Ursodeoxycholic Acid (ProUrsan) can affect the absorption of ciclosporin from the intestine. In patients concurrently receiving this substance, concentrations of cyclosporine should therefore be checked and its dose adjusted if necessary.
In sporadic cases, Ursodeoxycholic Acid (ProUrsan) can reduce the absorption of ciprofloxacin.
In a clinical study in healthy volunteers concomitant use of UDCA (500 mg/day) and rosuvastatin (20 mg/ day) resulted in slightly elevated plasma levels of rosuvastatin. The clinical relevance of this interaction also with regard to other statins is unknown.

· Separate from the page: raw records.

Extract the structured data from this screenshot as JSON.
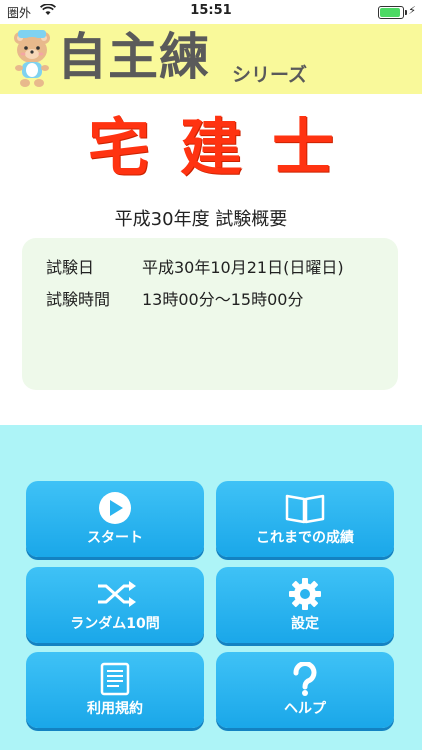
{
  "status_bar": {
    "carrier": "圏外",
    "time": "15:51",
    "battery_level": 0.85,
    "charging_symbol": "⚡"
  },
  "header": {
    "app_title": "自主練",
    "app_subtitle": "シリーズ",
    "bg_color": "#f9f99a"
  },
  "exam": {
    "title": "宅建士",
    "title_color": "#ff3311",
    "overview_title": "平成30年度 試験概要"
  },
  "info": {
    "rows": [
      {
        "label": "試験日",
        "value": "平成30年10月21日(日曜日)"
      },
      {
        "label": "試験時間",
        "value": "13時00分～15時00分"
      }
    ]
  },
  "menu": {
    "button_color": "#29b3ef",
    "area_color": "#adf4f7",
    "buttons": [
      {
        "label": "スタート",
        "icon": "play-icon"
      },
      {
        "label": "これまでの成績",
        "icon": "book-icon"
      },
      {
        "label": "ランダム10問",
        "icon": "shuffle-icon"
      },
      {
        "label": "設定",
        "icon": "gear-icon"
      },
      {
        "label": "利用規約",
        "icon": "document-icon"
      },
      {
        "label": "ヘルプ",
        "icon": "question-icon"
      }
    ]
  }
}
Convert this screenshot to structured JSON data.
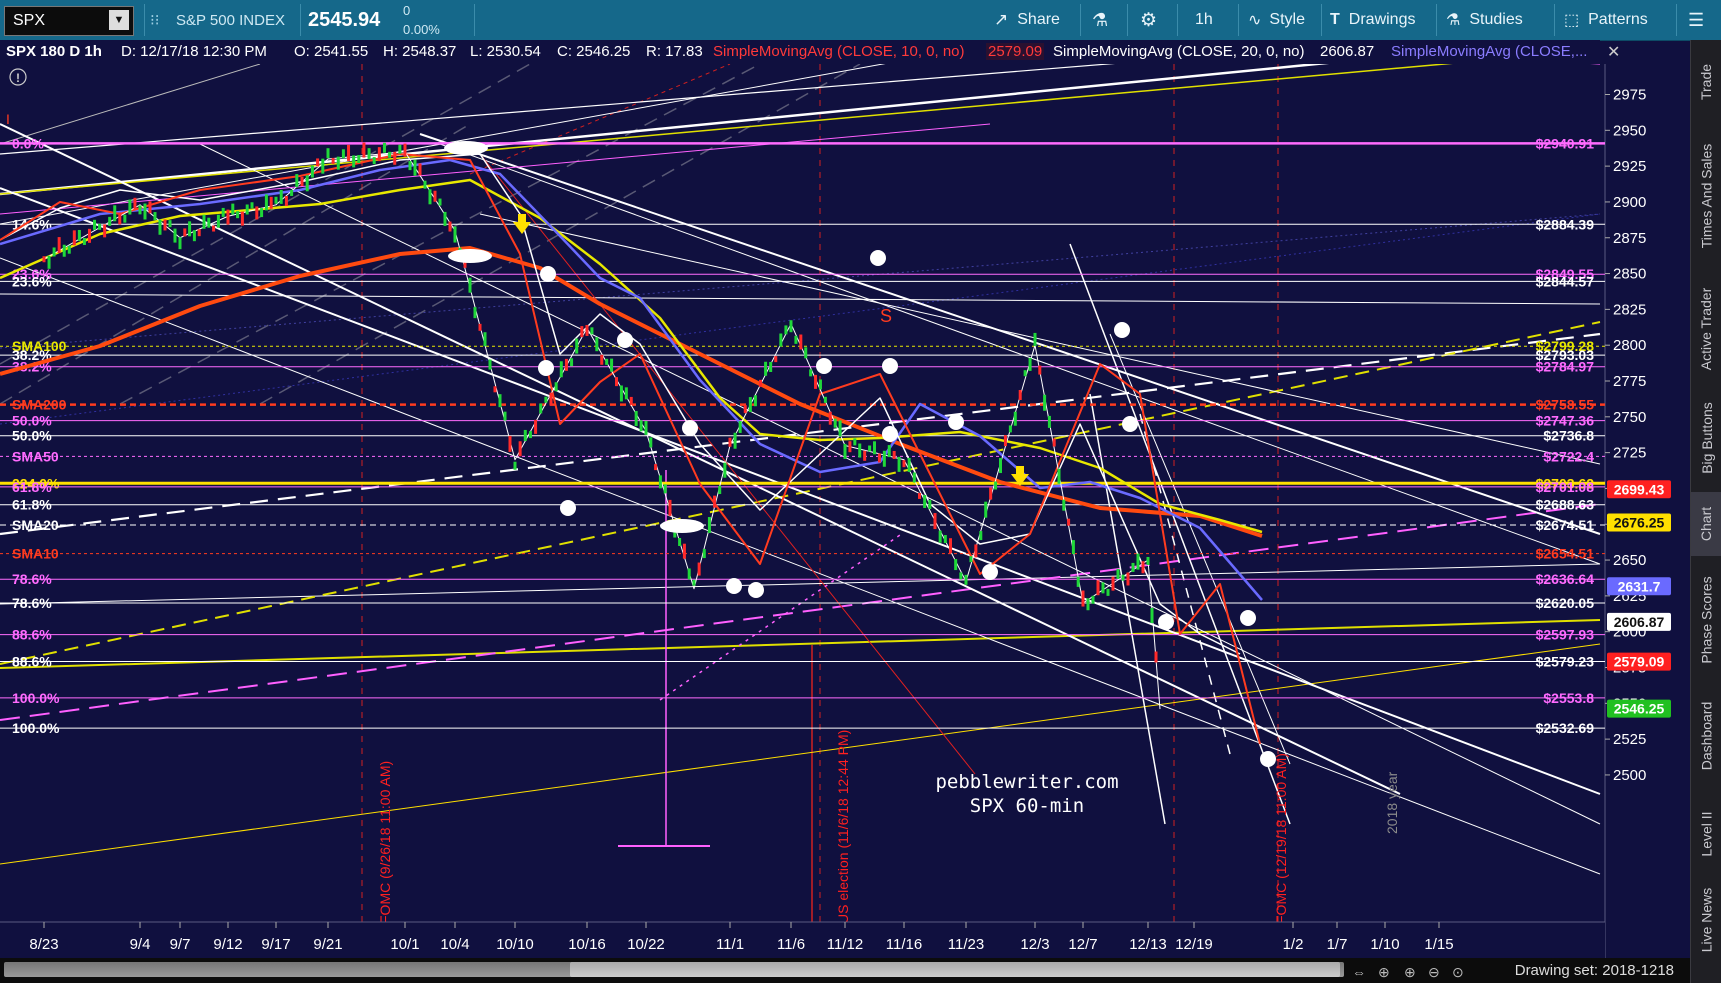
{
  "toolbar": {
    "symbol": "SPX",
    "index_name": "S&P 500 INDEX",
    "price": "2545.94",
    "change": "0",
    "change_pct": "0.00%",
    "share": "Share",
    "timeframe": "1h",
    "style": "Style",
    "drawings": "Drawings",
    "studies": "Studies",
    "patterns": "Patterns"
  },
  "info": {
    "title": "SPX 180 D 1h",
    "date": "D: 12/17/18 12:30 PM",
    "open": "O: 2541.55",
    "high": "H: 2548.37",
    "low": "L: 2530.54",
    "close": "C: 2546.25",
    "range": "R: 17.83",
    "sma10_label": "SimpleMovingAvg (CLOSE, 10, 0, no)",
    "sma10_value": "2579.09",
    "sma20_label": "SimpleMovingAvg (CLOSE, 20, 0, no)",
    "sma20_value": "2606.87",
    "sma_more": "SimpleMovingAvg (CLOSE,..."
  },
  "colors": {
    "background": "#10103f",
    "sma10": "#ff3b1f",
    "sma20": "#ffffff",
    "sma50": "#6a6aff",
    "sma100": "#e8e800",
    "sma200": "#ff4a10",
    "fib": "#ff6bff"
  },
  "chart_data": {
    "type": "line",
    "title": "SPX 180 D 1h",
    "ylim": [
      2488,
      2990
    ],
    "y_ticks": [
      2975,
      2950,
      2925,
      2900,
      2875,
      2850,
      2825,
      2800,
      2775,
      2750,
      2725,
      2700,
      2675,
      2650,
      2625,
      2600,
      2575,
      2550,
      2525,
      2500
    ],
    "x_ticks": [
      "8/23",
      "9/4",
      "9/7",
      "9/12",
      "9/17",
      "9/21",
      "10/1",
      "10/4",
      "10/10",
      "10/16",
      "10/22",
      "11/1",
      "11/6",
      "11/12",
      "11/16",
      "11/23",
      "12/3",
      "12/7",
      "12/13",
      "12/19",
      "1/2",
      "1/7",
      "1/10",
      "1/15"
    ],
    "price_path": [
      [
        "8/23",
        2860
      ],
      [
        "9/4",
        2898
      ],
      [
        "9/7",
        2875
      ],
      [
        "9/12",
        2890
      ],
      [
        "9/17",
        2898
      ],
      [
        "9/21",
        2930
      ],
      [
        "10/1",
        2935
      ],
      [
        "10/4",
        2880
      ],
      [
        "10/10",
        2720
      ],
      [
        "10/16",
        2812
      ],
      [
        "10/22",
        2740
      ],
      [
        "10/29",
        2630
      ],
      [
        "11/1",
        2730
      ],
      [
        "11/6",
        2815
      ],
      [
        "11/12",
        2730
      ],
      [
        "11/16",
        2720
      ],
      [
        "11/23",
        2635
      ],
      [
        "12/3",
        2800
      ],
      [
        "12/7",
        2620
      ],
      [
        "12/13",
        2650
      ],
      [
        "12/17",
        2546
      ]
    ],
    "horizontal_levels": [
      {
        "price": 2940.91,
        "label": "$2940.91",
        "left_label": "0.0%"
      },
      {
        "price": 2884.39,
        "label": "$2884.39",
        "left_label": "14.6%"
      },
      {
        "price": 2849.55,
        "label": "$2849.55",
        "left_label": "23.6%"
      },
      {
        "price": 2844.57,
        "label": "$2844.57",
        "left_label": "23.6%"
      },
      {
        "price": 2799.28,
        "label": "$2799.28",
        "left_label": "SMA100"
      },
      {
        "price": 2793.03,
        "label": "$2793.03",
        "left_label": "38.2%"
      },
      {
        "price": 2784.97,
        "label": "$2784.97",
        "left_label": "38.2%"
      },
      {
        "price": 2758.55,
        "label": "$2758.55",
        "left_label": "SMA200"
      },
      {
        "price": 2747.36,
        "label": "$2747.36",
        "left_label": "50.0%"
      },
      {
        "price": 2736.8,
        "label": "$2736.8",
        "left_label": "50.0%"
      },
      {
        "price": 2722.4,
        "label": "$2722.4",
        "left_label": "SMA50"
      },
      {
        "price": 2703.62,
        "label": "$2703.62",
        "left_label": "224.0%"
      },
      {
        "price": 2701.08,
        "label": "$2701.08",
        "left_label": "61.8%"
      },
      {
        "price": 2688.63,
        "label": "$2688.63",
        "left_label": "61.8%"
      },
      {
        "price": 2674.51,
        "label": "$2674.51",
        "left_label": "SMA20"
      },
      {
        "price": 2654.51,
        "label": "$2654.51",
        "left_label": "SMA10"
      },
      {
        "price": 2636.64,
        "label": "$2636.64",
        "left_label": "78.6%"
      },
      {
        "price": 2620.05,
        "label": "$2620.05",
        "left_label": "78.6%"
      },
      {
        "price": 2597.93,
        "label": "$2597.93",
        "left_label": "88.6%"
      },
      {
        "price": 2579.23,
        "label": "$2579.23",
        "left_label": "88.6%"
      },
      {
        "price": 2553.8,
        "label": "$2553.8",
        "left_label": "100.0%"
      },
      {
        "price": 2532.69,
        "label": "$2532.69",
        "left_label": "100.0%"
      }
    ],
    "price_badges": [
      {
        "price": 2699.43,
        "label": "2699.43"
      },
      {
        "price": 2676.25,
        "label": "2676.25"
      },
      {
        "price": 2631.7,
        "label": "2631.7"
      },
      {
        "price": 2606.87,
        "label": "2606.87"
      },
      {
        "price": 2579.09,
        "label": "2579.09"
      },
      {
        "price": 2546.25,
        "label": "2546.25"
      }
    ],
    "events": [
      {
        "date": "9/26",
        "label": "FOMC (9/26/18 11:00 AM)"
      },
      {
        "date": "11/6",
        "label": "US election (11/6/18 12:44 PM)"
      },
      {
        "date": "12/19",
        "label": "FOMC (12/19/18 11:00 AM)"
      }
    ],
    "annotations": [
      "S",
      "pebblewriter.com",
      "SPX 60-min",
      "2018 year"
    ]
  },
  "right_tabs": [
    "Trade",
    "Times And Sales",
    "Active Trader",
    "Big Buttons",
    "Chart",
    "Phase Scores",
    "Dashboard",
    "Level II",
    "Live News"
  ],
  "footer": {
    "drawing_set": "Drawing set: 2018-1218"
  }
}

The ursodeoxycholic acid was demonstrated to decrease the maximum plasma concentration (Cmax) and the area under the curve (AUC) of nitrendipine, a calcium antagonist in healthy volunteers. It is recommended to carefully monitor the result of concurrent administration of nitrendipine and ursodeoxycholic acid. The nitrendipine dose may need to be increased. A decreased therapeutic effect of dapsone was observed. This observation, together with in vitro findings, indicated the potential of ursodeoxycholic acid to induce P450 3A cytochrome. However, no induction was observed in a well designed study of an interaction with budesonide, a known P450 3A cytochrome substrate.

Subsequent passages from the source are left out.